How to root out rootkits

If you want to know about the latest malicious rootkit, ask security researcher Dino Dai Zovi. He'll tell you all about his proof of concept rootkit called Vitriol that uses virtual machine instructions in Intel processors to hide a rootkit at the virtualization layer.

He presented this information at BlackHat 2006, the same conference at which Joanna Rutkowski demonstrated her BluePill virtual rootkit that exploited AMD processors.

The good news is that neither rootkit has shown up in the wild. And Dai Zovi says such a hack is not imminent. The bad news: Dai Zovi says these hacks haven't been unleashed on unsuspecting enterprise networks because existing rootkits are working so well, there's no need for hackers to develop these more devious attacks.
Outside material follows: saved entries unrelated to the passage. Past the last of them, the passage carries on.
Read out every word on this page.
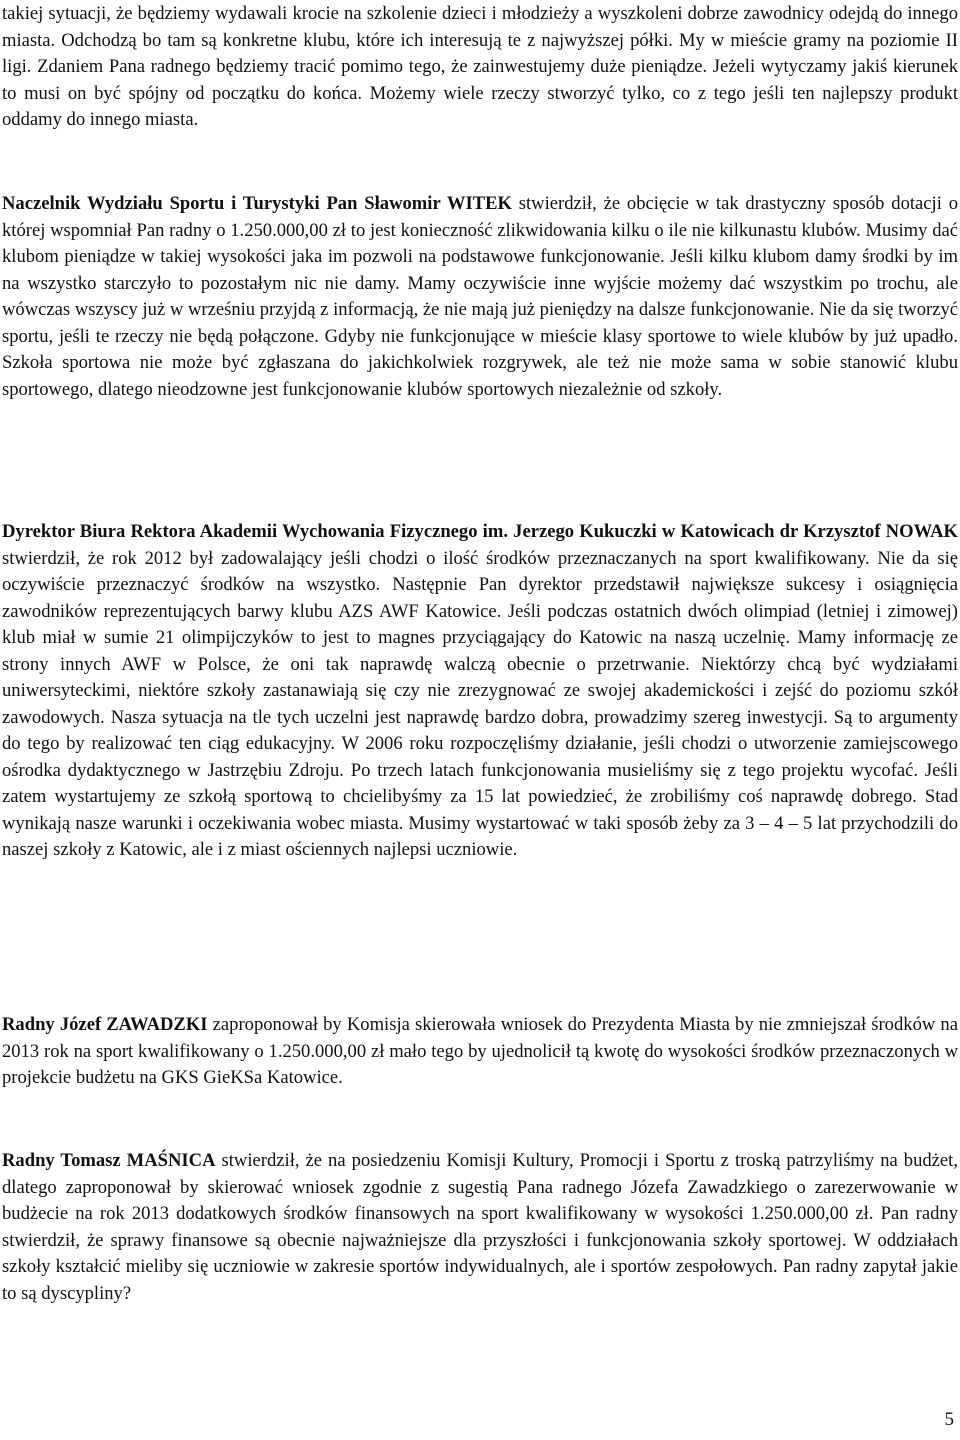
takiej sytuacji, że będziemy wydawali krocie na szkolenie dzieci i młodzieży a wyszkoleni dobrze zawodnicy odejdą do innego miasta. Odchodzą bo tam są konkretne klubu, które ich interesują te z najwyższej półki. My w mieście gramy na poziomie II ligi. Zdaniem Pana radnego będziemy tracić pomimo tego, że zainwestujemy duże pieniądze. Jeżeli wytyczamy jakiś kierunek to musi on być spójny od początku do końca. Możemy wiele rzeczy stworzyć tylko, co z tego jeśli ten najlepszy produkt oddamy do innego miasta.

Naczelnik Wydziału Sportu i Turystyki Pan Sławomir WITEK stwierdził, że obcięcie w tak drastyczny sposób dotacji o której wspomniał Pan radny o 1.250.000,00 zł to jest konieczność zlikwidowania kilku o ile nie kilkunastu klubów. Musimy dać klubom pieniądze w takiej wysokości jaka im pozwoli na podstawowe funkcjonowanie. Jeśli kilku klubom damy środki by im na wszystko starczyło to pozostałym nic nie damy. Mamy oczywiście inne wyjście możemy dać wszystkim po trochu, ale wówczas wszyscy już w wrześniu przyjdą z informacją, że nie mają już pieniędzy na dalsze funkcjonowanie. Nie da się tworzyć sportu, jeśli te rzeczy nie będą połączone. Gdyby nie funkcjonujące w mieście klasy sportowe to wiele klubów by już upadło. Szkoła sportowa nie może być zgłaszana do jakichkolwiek rozgrywek, ale też nie może sama w sobie stanowić klubu sportowego, dlatego nieodzowne jest funkcjonowanie klubów sportowych niezależnie od szkoły.

Dyrektor Biura Rektora Akademii Wychowania Fizycznego im. Jerzego Kukuczki w Katowicach dr Krzysztof NOWAK stwierdził, że rok 2012 był zadowalający jeśli chodzi o ilość środków przeznaczanych na sport kwalifikowany. Nie da się oczywiście przeznaczyć środków na wszystko. Następnie Pan dyrektor przedstawił największe sukcesy i osiągnięcia zawodników reprezentujących barwy klubu AZS AWF Katowice. Jeśli podczas ostatnich dwóch olimpiad (letniej i zimowej) klub miał w sumie 21 olimpijczyków to jest to magnes przyciągający do Katowic na naszą uczelnię. Mamy informację ze strony innych AWF w Polsce, że oni tak naprawdę walczą obecnie o przetrwanie. Niektórzy chcą być wydziałami uniwersyteckimi, niektóre szkoły zastanawiają się czy nie zrezygnować ze swojej akademickości i zejść do poziomu szkół zawodowych. Nasza sytuacja na tle tych uczelni jest naprawdę bardzo dobra, prowadzimy szereg inwestycji. Są to argumenty do tego by realizować ten ciąg edukacyjny. W 2006 roku rozpoczęliśmy działanie, jeśli chodzi o utworzenie zamiejscowego ośrodka dydaktycznego w Jastrzębiu Zdroju. Po trzech latach funkcjonowania musieliśmy się z tego projektu wycofać. Jeśli zatem wystartujemy ze szkołą sportową to chcielibyśmy za 15 lat powiedzieć, że zrobiliśmy coś naprawdę dobrego. Stad wynikają nasze warunki i oczekiwania wobec miasta. Musimy wystartować w taki sposób żeby za 3 – 4 – 5 lat przychodzili do naszej szkoły z Katowic, ale i z miast ościennych najlepsi uczniowie.

Radny Józef ZAWADZKI zaproponował by Komisja skierowała wniosek do Prezydenta Miasta by nie zmniejszał środków na 2013 rok na sport kwalifikowany o 1.250.000,00 zł mało tego by ujednolicił tą kwotę do wysokości środków przeznaczonych w projekcie budżetu na GKS GieKSa Katowice.

Radny Tomasz MAŚNICA stwierdził, że na posiedzeniu Komisji Kultury, Promocji i Sportu z troską patrzyliśmy na budżet, dlatego zaproponował by skierować wniosek zgodnie z sugestią Pana radnego Józefa Zawadzkiego o zarezerwowanie w budżecie na rok 2013 dodatkowych środków finansowych na sport kwalifikowany w wysokości 1.250.000,00 zł. Pan radny stwierdził, że sprawy finansowe są obecnie najważniejsze dla przyszłości i funkcjonowania szkoły sportowej. W oddziałach szkoły kształcić mieliby się uczniowie w zakresie sportów indywidualnych, ale i sportów zespołowych. Pan radny zapytał jakie to są dyscypliny?

5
"If I'm an attacker and my user and kernel rootkits work 80 per cent of the time, then why go create a virtual rootkit, which is infinitely harder to deploy?" asks Mike Dalton, CTO at Revelogic.

That's not to say hackers are resting on their laurels either. User and kernel-level rootkits continue to get more insidious, burrowing deeper into enterprise networks, hiding themselves in the processor, and exploiting multi-processor systems for gaming-based hacks.
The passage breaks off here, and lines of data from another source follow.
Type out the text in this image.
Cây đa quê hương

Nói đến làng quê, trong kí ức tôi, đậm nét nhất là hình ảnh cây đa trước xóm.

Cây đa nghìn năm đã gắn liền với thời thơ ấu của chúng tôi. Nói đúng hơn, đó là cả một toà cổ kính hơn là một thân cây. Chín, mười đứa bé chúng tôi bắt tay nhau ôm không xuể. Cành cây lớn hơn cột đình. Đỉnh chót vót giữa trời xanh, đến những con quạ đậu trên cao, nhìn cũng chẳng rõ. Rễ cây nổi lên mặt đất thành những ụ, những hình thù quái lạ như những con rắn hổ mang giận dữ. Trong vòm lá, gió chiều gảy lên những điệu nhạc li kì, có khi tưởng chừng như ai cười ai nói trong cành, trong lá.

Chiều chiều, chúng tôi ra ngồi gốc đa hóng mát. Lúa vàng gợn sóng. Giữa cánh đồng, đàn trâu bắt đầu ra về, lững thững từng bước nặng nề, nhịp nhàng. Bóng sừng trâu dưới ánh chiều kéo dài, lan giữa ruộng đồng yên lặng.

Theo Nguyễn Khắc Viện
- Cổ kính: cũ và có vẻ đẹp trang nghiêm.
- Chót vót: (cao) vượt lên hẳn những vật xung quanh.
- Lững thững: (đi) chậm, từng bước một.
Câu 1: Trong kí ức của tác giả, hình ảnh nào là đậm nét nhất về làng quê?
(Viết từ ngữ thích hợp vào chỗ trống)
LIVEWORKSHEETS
And, although it's hard to say how prevalent rootkits are because they're so darn hard to find, one need only look at the rate of rootkits being used in families of profit-driven malware - most commonly to hide remote-controllers, keyloggers, spambots and gameware.

Rootkits of all evil

"The use of rootkit technologies is prevalent in the malware families our filters are picking up today," says Christoph Alme, Secure Computing's antimalware team lead. "Most commonly these tend to be spambots. Recent examples include Srizbi and Rustock."

Detected in the wild in 2007, Rustock.C spreads like a virus to infect kernel drivers, uses polymorphism (self-changing) to avoid signature detection, loads and hides beneath Microsoft's trusted system driver, and includes a back door Trojan to open and hide two-way communications channels over Port 80.

When analyzed at Rootkit.com this year, Rustock.C was called the "most powerful rootkit ever found under Windows" because of these and other advanced hiding features. The analysis went on to predict that Trojans (back doors) and rootkits will ultimately blend into one malware family.

By combining such hiding technologies, rootkits such as Rustock.C can easily cloak a bot's existence not only from the system, but from the network, where monitoring for suspicious machine behaviors is the last line of defense in detecting the possible presence of rootkit-infected systems.

"Companies need to keep Port 80 open so their employees can use the Internet. Some malware uses that channel to piggyback HTTP traffic," Alme says. "HTTP traffic mainly goes inbound [rather than outbound] over this port, so you need to train your filters to scan outbound HTTP traffic with your network gateway appliance."